Extras: From Beyond includes a commentary track with Gordon, two featurettes, new interviews and an extensive photo gallery. Futureworld also comes with a photo gallery, plus vintage radio spots and the original theatrical trailer. Phantasm II offers up a Coscarelli-led commentary, fresh interviews and deleted scenes.

Also on DVD:
Like every other one of last year's Oscar-nominated foreign language features, the Danish costume drama A Royal Affair didn't stand a chance of beating Amour, but it's an enjoyable film in its own right, recounting a slice of real-life Danish royal history in compelling, if slightly stiff fashion. A hitman seeks to quit his profession, but predictably encounters lots of serio-comic obstacles in English-speaking, but France-set movie, Dead In France. Billy Crystal and Bette Midler were dragged out of mothballs to headline Parental Guidance, a hard-PG rated family comedy in which they play grandparents tasked with keeping an eye on their unruly, obnoxious grand-brood for a few days. Yelling, pratfalls and crotch-punching gags ensue. Instead of Parental Guidance, do your offspring a favor and introduce them to the lovely kiddie baseball movie The Sandlot: 20th Anniversary Edition instead. This anniversary edition doesn't offer much in the way of extras -- just a featurette and a few TV commercials -- but it's a reminder of why The Sandlot belongs in the baseball movie Hall of Fame.
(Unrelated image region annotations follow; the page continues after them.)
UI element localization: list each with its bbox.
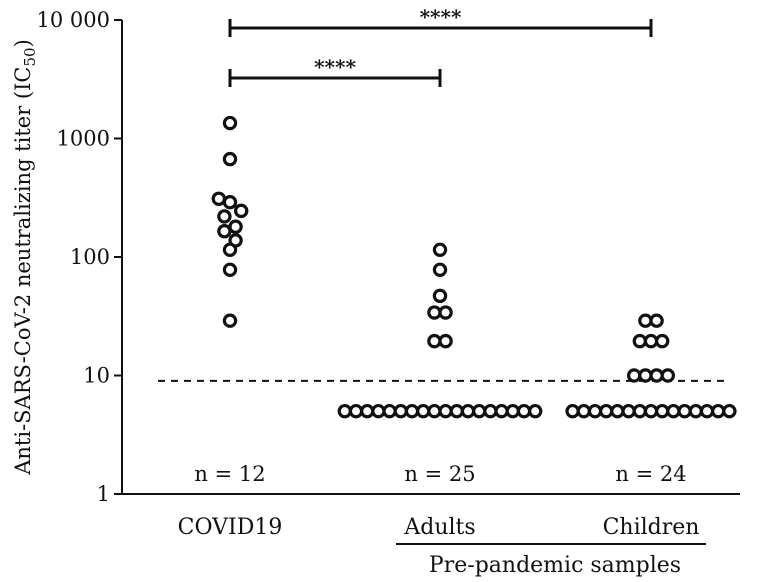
y-tick-label: 10 000 [37,8,110,32]
data-point [438,305,453,320]
data-point [627,368,642,383]
sample-count-label: n = 12 [194,462,265,486]
data-point [649,313,664,328]
data-point [610,403,625,419]
data-point [528,403,543,419]
significance-stars: **** [420,5,462,29]
data-point [722,403,737,419]
y-tick-label: 100 [70,245,110,269]
data-point [643,403,659,419]
data-point [222,195,238,210]
data-point [432,262,448,277]
data-point [217,224,232,239]
data-point [222,242,238,258]
data-point [393,403,408,419]
data-point [666,403,681,419]
significance-bracket [228,19,653,37]
data-point [576,403,592,419]
data-point [632,403,648,419]
data-point [222,262,238,277]
data-point [677,403,692,419]
y-tick-label: 1000 [57,127,110,151]
data-points [211,115,737,419]
data-point [643,333,659,349]
data-point [621,403,636,419]
data-point [427,333,442,349]
data-point [360,403,375,419]
sample-count-label: n = 25 [404,462,475,486]
data-point [711,403,726,419]
data-point [432,288,448,304]
data-point [228,219,243,234]
data-point [211,191,226,206]
data-point [638,368,653,383]
data-point [565,403,580,419]
data-point [660,368,676,383]
group-label: Pre-pandemic samples [429,553,681,578]
data-point [483,403,498,419]
data-point [638,313,653,328]
data-point [587,403,603,419]
data-point [427,305,442,320]
x-category-label: Children [603,515,700,540]
significance-stars: **** [314,55,356,79]
data-point [404,403,420,419]
data-point [222,115,238,131]
data-point [449,403,464,419]
data-point [233,203,249,219]
data-point [222,313,238,328]
x-categories: COVID19 Adults Children [178,515,700,540]
y-tick-label: 10 [83,364,110,388]
data-point [472,403,487,419]
data-point [460,403,476,419]
data-point [348,403,364,419]
data-point [382,403,397,419]
data-point [649,368,664,383]
y-axis-label: Anti-SARS-CoV-2 neutralizing titer (IC50… [11,39,39,476]
data-point [432,242,448,258]
data-point [494,403,509,419]
data-point [337,403,352,419]
x-category-label: COVID19 [178,515,283,540]
data-point [516,403,532,419]
significance-brackets: **** **** [228,5,653,87]
sample-counts: n = 12 n = 25 n = 24 [194,462,686,486]
x-category-label: Adults [403,515,475,540]
data-point [438,403,453,419]
data-point [688,403,704,419]
data-point [655,403,670,419]
y-tick-label: 1 [97,482,110,506]
data-point [655,333,670,349]
data-point [222,151,238,167]
data-point [699,403,715,419]
significance-bracket [228,69,442,87]
data-point [217,209,232,224]
data-point [371,403,386,419]
data-point [599,403,614,419]
data-point [427,403,442,419]
data-point [416,403,431,419]
sample-count-label: n = 24 [615,462,686,486]
y-ticks: 1 10 100 1000 10 000 [37,8,122,506]
data-point [438,333,453,349]
data-point [632,333,648,349]
data-point [505,403,520,419]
But The Sandlot isn't the only piece of two-decade old cinematic nostalgia getting a high-def release this week. You've also got the much-loved Ted Demme small-town drama Beautiful Girls; the all-star ensemble rom-com Playing By Heart, with Sean Connery, Angelina Jolie and Jon Stewart; and Down to You, starring Freddie Prinze Jr. and Julia Stiles just as they were about to plunge off their respective career peaks.